Would anyone say that AMO has “created” jobs for mariners, or improved wages?

I have watched one tugboat company play MMP Inland, IBU, SIU and Local 5000 against each other for years to keep wages low. They have also at times converted some of the captains and mates into non-union “management.”

The maritime unions have simply cannibalized each other.

I don’t understand the point you were trying to make about some union underbidding the Longshoremen. With the exception of a handful of IBU Longshoremen (who are affliliated with the Longshoremen Union) that load barges on the Duwamish River, and the IBU guys on the Delta Western fuel dock in Dutch (they wanted to be organize by the longshoremen, not IBU), the Longshoremen have no competition. Well there are a few non-union stevedores employed directly by private docks in a few places, but that’s not too significant.

If any new union tried to take jobs from the Longshoremen, they would shut down the entire port, if not the entire coast.

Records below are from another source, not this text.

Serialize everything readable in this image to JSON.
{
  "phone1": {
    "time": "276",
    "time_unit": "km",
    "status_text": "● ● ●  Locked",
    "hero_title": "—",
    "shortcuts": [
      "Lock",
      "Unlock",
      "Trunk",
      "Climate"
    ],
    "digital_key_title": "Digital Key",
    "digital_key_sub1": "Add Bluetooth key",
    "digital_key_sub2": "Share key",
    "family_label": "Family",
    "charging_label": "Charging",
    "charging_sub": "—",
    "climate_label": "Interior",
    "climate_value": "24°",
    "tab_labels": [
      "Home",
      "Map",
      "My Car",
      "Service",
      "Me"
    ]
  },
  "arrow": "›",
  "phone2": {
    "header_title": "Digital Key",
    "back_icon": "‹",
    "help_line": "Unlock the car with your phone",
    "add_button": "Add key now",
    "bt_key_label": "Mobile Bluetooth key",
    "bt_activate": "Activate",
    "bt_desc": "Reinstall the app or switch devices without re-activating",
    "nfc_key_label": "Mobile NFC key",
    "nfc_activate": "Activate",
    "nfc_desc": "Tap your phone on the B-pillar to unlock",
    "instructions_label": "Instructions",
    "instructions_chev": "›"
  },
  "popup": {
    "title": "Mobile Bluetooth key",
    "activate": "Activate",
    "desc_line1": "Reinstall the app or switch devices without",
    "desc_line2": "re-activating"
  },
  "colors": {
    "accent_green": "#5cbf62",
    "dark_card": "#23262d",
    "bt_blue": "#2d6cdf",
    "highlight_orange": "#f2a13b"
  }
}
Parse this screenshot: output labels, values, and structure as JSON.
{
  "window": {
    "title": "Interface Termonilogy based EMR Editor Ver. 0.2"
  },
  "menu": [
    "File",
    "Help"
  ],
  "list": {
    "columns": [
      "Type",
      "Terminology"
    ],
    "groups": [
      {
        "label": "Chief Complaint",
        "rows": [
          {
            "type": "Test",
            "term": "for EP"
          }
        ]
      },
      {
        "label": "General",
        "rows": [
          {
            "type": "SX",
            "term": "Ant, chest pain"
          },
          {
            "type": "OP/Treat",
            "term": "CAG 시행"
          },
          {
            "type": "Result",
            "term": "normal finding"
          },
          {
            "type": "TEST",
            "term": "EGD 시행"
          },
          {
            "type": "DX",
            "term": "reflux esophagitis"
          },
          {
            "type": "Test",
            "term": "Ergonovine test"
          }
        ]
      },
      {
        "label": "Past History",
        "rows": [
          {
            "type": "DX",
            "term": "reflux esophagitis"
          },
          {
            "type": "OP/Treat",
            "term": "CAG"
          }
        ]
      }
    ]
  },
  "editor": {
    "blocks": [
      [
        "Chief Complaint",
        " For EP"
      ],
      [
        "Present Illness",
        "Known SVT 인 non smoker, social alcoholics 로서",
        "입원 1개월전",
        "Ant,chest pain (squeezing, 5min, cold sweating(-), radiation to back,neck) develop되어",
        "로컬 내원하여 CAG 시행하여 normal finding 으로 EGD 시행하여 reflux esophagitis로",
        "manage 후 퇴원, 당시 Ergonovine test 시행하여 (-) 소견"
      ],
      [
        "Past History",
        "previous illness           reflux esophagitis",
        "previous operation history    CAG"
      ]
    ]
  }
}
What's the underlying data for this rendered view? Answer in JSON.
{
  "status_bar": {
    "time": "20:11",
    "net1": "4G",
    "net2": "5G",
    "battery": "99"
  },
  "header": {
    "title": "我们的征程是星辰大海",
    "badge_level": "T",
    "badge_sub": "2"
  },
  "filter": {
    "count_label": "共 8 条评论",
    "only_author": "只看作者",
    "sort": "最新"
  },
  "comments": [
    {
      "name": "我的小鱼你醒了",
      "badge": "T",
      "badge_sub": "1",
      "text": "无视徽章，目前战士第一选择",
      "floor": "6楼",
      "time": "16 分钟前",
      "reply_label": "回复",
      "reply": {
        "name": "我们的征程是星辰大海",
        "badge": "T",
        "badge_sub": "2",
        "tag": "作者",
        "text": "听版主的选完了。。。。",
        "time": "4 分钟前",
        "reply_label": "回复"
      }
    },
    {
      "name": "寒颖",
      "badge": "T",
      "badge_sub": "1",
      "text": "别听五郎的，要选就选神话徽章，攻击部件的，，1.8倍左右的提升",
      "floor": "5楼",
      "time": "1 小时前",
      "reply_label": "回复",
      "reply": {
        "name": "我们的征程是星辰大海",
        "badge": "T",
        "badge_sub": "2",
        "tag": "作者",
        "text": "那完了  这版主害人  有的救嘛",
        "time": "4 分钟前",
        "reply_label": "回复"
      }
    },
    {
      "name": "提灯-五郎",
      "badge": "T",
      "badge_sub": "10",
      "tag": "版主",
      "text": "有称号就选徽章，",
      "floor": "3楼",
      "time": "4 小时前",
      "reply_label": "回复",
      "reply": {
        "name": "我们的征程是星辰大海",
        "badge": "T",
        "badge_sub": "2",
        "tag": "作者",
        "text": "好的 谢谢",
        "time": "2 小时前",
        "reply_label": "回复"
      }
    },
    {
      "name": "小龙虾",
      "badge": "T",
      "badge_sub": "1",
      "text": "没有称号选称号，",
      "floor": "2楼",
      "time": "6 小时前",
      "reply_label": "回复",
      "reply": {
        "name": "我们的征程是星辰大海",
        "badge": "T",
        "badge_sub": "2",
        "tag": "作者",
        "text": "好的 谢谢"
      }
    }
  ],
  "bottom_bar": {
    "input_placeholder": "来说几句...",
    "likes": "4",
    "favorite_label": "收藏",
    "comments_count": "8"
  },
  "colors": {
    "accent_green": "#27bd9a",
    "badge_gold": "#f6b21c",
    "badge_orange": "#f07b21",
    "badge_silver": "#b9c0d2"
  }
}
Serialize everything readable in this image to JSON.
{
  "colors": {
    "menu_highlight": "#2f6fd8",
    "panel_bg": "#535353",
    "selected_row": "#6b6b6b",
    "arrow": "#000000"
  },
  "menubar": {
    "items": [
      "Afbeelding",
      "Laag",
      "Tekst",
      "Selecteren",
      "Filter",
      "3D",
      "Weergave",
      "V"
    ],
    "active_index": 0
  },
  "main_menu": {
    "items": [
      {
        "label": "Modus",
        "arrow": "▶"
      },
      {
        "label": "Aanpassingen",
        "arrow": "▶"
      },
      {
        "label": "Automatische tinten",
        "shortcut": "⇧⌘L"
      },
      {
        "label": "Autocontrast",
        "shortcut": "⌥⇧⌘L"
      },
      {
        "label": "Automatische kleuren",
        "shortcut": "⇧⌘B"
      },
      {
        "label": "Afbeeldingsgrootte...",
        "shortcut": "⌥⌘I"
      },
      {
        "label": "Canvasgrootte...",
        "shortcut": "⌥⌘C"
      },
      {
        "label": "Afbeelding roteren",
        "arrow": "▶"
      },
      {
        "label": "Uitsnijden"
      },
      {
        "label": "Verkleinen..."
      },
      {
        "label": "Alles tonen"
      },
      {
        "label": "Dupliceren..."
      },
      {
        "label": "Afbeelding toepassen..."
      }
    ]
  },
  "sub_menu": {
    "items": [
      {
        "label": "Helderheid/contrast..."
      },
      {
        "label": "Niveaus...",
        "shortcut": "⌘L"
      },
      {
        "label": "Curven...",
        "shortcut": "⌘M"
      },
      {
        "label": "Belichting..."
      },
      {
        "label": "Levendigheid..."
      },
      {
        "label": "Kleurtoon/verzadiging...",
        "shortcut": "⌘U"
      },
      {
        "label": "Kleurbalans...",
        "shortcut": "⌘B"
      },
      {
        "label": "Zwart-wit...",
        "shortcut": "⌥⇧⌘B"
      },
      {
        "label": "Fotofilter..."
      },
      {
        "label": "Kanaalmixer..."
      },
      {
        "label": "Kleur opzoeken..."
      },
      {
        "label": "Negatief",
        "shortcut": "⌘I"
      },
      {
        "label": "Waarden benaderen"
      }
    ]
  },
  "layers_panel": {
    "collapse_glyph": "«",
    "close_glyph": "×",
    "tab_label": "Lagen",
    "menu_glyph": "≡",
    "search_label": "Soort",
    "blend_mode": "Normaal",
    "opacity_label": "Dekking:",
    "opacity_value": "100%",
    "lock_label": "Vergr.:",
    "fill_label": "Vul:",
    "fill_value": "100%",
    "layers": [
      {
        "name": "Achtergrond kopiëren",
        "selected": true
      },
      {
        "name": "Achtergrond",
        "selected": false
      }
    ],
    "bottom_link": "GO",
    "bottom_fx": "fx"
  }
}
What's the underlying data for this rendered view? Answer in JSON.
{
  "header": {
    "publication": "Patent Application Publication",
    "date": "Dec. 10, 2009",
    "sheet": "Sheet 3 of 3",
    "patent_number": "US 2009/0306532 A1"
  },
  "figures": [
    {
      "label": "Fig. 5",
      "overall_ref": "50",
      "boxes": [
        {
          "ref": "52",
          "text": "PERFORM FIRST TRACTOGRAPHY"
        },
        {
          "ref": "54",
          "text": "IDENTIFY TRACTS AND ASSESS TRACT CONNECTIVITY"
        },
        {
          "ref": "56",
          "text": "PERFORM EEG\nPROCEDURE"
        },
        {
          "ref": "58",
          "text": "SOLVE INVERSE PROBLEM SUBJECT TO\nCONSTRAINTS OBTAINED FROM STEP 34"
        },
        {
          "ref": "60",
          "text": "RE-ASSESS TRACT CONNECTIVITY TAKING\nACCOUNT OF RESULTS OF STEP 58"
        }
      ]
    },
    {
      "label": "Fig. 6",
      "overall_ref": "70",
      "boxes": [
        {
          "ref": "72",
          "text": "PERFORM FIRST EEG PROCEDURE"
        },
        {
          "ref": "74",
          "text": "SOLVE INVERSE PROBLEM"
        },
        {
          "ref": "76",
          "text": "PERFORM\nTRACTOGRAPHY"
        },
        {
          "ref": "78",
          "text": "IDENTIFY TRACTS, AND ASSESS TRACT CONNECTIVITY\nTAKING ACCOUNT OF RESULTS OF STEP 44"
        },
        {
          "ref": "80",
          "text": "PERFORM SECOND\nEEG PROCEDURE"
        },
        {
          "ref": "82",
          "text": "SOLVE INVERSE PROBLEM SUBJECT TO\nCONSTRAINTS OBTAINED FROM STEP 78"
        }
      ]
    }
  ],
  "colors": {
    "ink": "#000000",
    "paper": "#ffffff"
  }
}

As I understand it, the ILWU has the entire West Coast and the ILA has the entire East Coast. They don’t bid against each other for more jobs for the membership. I believe that the Longshoremen negotiate master contracts with the same wages and benefits at all employers and all ports on a coast. It’s the same deal and a level playing field for everyone. For the Longshoremen it’s been a race to excessive wages and the retention of a lot of unnecessary jobs.

One could argue that none of the unions are creating jobs for mariners since none of the mariner unions are in the shipbuilding business. AMO did provide initial crewing for a slew of recent new builds for Crowley and Pasha and reflags for Crowley and ARC.